Потом он рассказал Жолде про некоего флорентийца, который спускался в ад в поисках своей возлюбленной. Там тоже были пещеры и дыры, но не такие, как во владениях Жолды. Те дыры были духовными, иносказательными, в которых обитали души земных грешников. Грешники, исходя из тяжести совершенных преступлений, селились под землей по мере удаления от поверхности, то есть от солнечного света, а стало быть, и света Божественного, которым несчастные пренебрегли в земной жизни.

Числом тех дыр, которые каноник называл кругами, тоже было девять. На дне самой глубокой сидел Сатана и жевал своими пастями самых страшных грешников: Иуду Искариота, предавшего Спасителя, Брута, который зарезал своего названного отца — римского императора Цезаря, и Кассия, который помогал Бруту совершить злодейство. Сатана наполовину был закован в лед подземного озера Коцит и был отвратителен во всех отношениях. Из трех пастей его безобразной морды текли кровавые слюни, а дыхание так воняло, что замораживало воду. Правда, над головой чудища удивительным образом находилась дыра в небо, так что карабкаясь по сатанинской шкуре, можно было выбраться к свету. Самая глубокая яма оказывалась самой близкой к выходу. Это вызывало в личностной философско-этической системе ценностей Жолды необратимые разрушительные процессы.

Еще капуцин рассказал о странных людях — катарах, которые много лет тому назад прятали в похожих пещерах свою реликвию, называемую Грааль.
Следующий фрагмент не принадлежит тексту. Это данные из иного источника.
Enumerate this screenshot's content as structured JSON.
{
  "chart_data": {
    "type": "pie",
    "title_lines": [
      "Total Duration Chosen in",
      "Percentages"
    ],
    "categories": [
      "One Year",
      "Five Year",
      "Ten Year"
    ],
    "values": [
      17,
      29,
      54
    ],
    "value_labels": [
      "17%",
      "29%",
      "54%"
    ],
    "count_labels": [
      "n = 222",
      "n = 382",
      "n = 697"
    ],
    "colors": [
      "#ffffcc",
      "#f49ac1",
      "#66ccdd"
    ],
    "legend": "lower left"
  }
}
Толком объяснить, что такое Грааль, монах не смог. Единственное, что понял Жолда — это такой волшебный камень, которым катары очень дорожили и который может исполнять желания. На этот камень капала кровь распятого Христа. Другие считают, по словам обреченного миссионера, что Грааль — это чаша, куда ученики собрали кровь Учителя. Но в это совсем нельзя поверить, ибо ни в Евангелиях, ни в Деяниях, ни в Посланиях про подобное не говорится. Посему такое предположение считается еретическим, как и все катары.

И еще Жолда узнал, что когда враги окружили пещеры катаров, царица этого народа взяла Грааль, поднялась на вершину горы, превратилась в белую голубку и полетела на Восток. И, кто знает, может здесь, в Жолдиных владениях, она нашла подходящее место, чтобы сохранить реликвию.

Именно тогда Жолда почувствовал странную зависимость от пещер, которые с недавнего времени стали его домом. Эта зависимость не была похожа ни на что, до сего часа пережитое разбойником. Поэтому он не мог сравнить новое чувство с родительской любовью или сыновним долгом. Но что-то такое шевелилось внутри его организма.

Ни флорентиец со своим Сатаной, ни катарская царица со свом Граалем не были главными в этом чувстве. Но и они сыграли свою роль в том, что пещеры для Жолды стали живыми.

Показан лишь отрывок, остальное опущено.